Giving a boost to the PPP model…

The success of infrastructure development in many countries has largely depended on the success of a public-private-partnership (PPP) model. In India, this model has got stuck due to a plethora of legal, procedural and risk-related issues. The government has taken a few concrete steps on these lines. Firstly, a separate bill called the Public Utility (Resolution of Disputes) Bill will be introduced in this fiscal year. This will broadly cover all probable disputes that may arise in the course of a PPP contract. Secondly, the government also plans to issue the much-awaited guidelines on the terms of renegotiation of the PPP Concession Agreement. This will put a lot of disputes to rest. More importantly the government proposes to launch a new credit rating mechanism for infrastructure projects so that there can be a documented and scientific method of measuring the risks and payoffs of every infrastructure project.

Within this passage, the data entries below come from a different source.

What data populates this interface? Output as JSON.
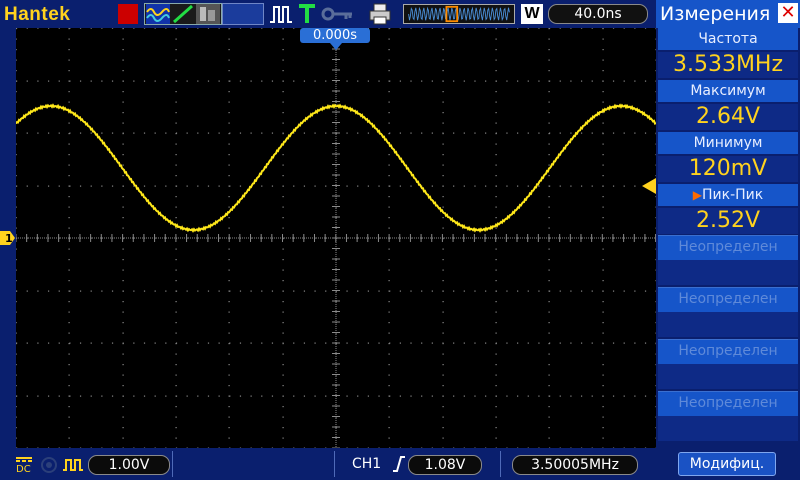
{
  "top": {
    "brand": "Hantek",
    "timebase": "40.0ns",
    "w_label": "W",
    "trigger_position": "0.000s"
  },
  "panel": {
    "title": "Измерения",
    "close_glyph": "✕",
    "measurements": [
      {
        "label": "Частота",
        "value": "3.533MHz",
        "selected": false
      },
      {
        "label": "Максимум",
        "value": "2.64V",
        "selected": false
      },
      {
        "label": "Минимум",
        "value": "120mV",
        "selected": false
      },
      {
        "label": "Пик-Пик",
        "value": "2.52V",
        "selected": true
      }
    ],
    "undefined_slots": [
      "Неопределен",
      "Неопределен",
      "Неопределен",
      "Неопределен",
      "Неопределен"
    ],
    "modify_button": "Модифиц."
  },
  "bottom": {
    "ch_volts": "1.00V",
    "trigger_channel": "CH1",
    "trigger_level": "1.08V",
    "frequency": "3.50005MHz",
    "coupling": "DC"
  },
  "colors": {
    "trace": "#ffe81a",
    "panel_label": "#1655c9",
    "accent": "#ffd21e"
  },
  "icons": [
    "waveform-icon",
    "line-icon",
    "dots-icon",
    "pulse-icon",
    "trigger-t-icon",
    "key-icon",
    "printer-icon",
    "close-icon",
    "trigger-edge-icon",
    "ch1-marker-icon"
  ]
}
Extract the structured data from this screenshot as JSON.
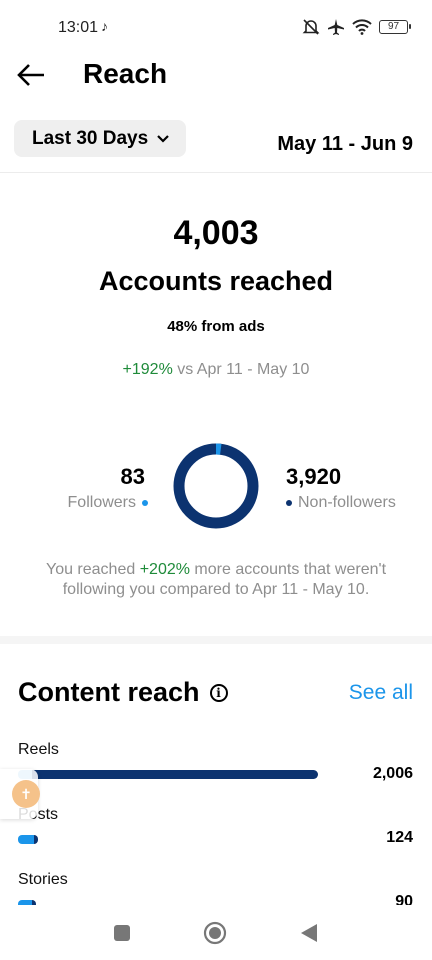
{
  "status": {
    "time": "13:01",
    "battery": "97"
  },
  "header": {
    "title": "Reach"
  },
  "filter": {
    "range_label": "Last 30 Days",
    "date_range": "May 11 - Jun 9"
  },
  "summary": {
    "accounts_reached": "4,003",
    "accounts_reached_label": "Accounts reached",
    "ads_line": "48% from ads",
    "change_pct": "+192%",
    "change_text": " vs Apr 11 - May 10"
  },
  "audience": {
    "followers_count": "83",
    "followers_label": "Followers",
    "nonfollowers_count": "3,920",
    "nonfollowers_label": "Non-followers",
    "followers_color": "#1b95ea",
    "nonfollowers_color": "#0c3370",
    "followers_fraction": 0.0207
  },
  "note": {
    "prefix": "You reached ",
    "pct": "+202%",
    "suffix": " more accounts that weren't following you compared to Apr 11 - May 10."
  },
  "content_reach": {
    "title": "Content reach",
    "see_all": "See all",
    "rows": [
      {
        "label": "Reels",
        "value": "2,006",
        "followers": 31,
        "nonfollowers": 1975
      },
      {
        "label": "Posts",
        "value": "124",
        "followers": 110,
        "nonfollowers": 14
      },
      {
        "label": "Stories",
        "value": "90",
        "followers": 78,
        "nonfollowers": 12
      }
    ]
  }
}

Getting the bigger picture right…

The importance of quality infrastructure in the form of better roads, better connectivity, quality ports with low turnaround times and seamless connectivity cannot be overestimated. We have seen the case study of China; how quality infrastructure has propelled the economy. Remember, in 1990, Indian economy was as large as China. Today, if Chinese economy is 5 times the size of India, it largely owes this growth to the quality of infrastructure in place.

According to conservative estimates, quality infrastructure is likely to add nearly 2% to India’s annual GDP growth. That is an additional boost of $40 billion of output per year with massive ramifications for employment and incomes. The time to start the big focus is now. The budget 2016 has done exactly that!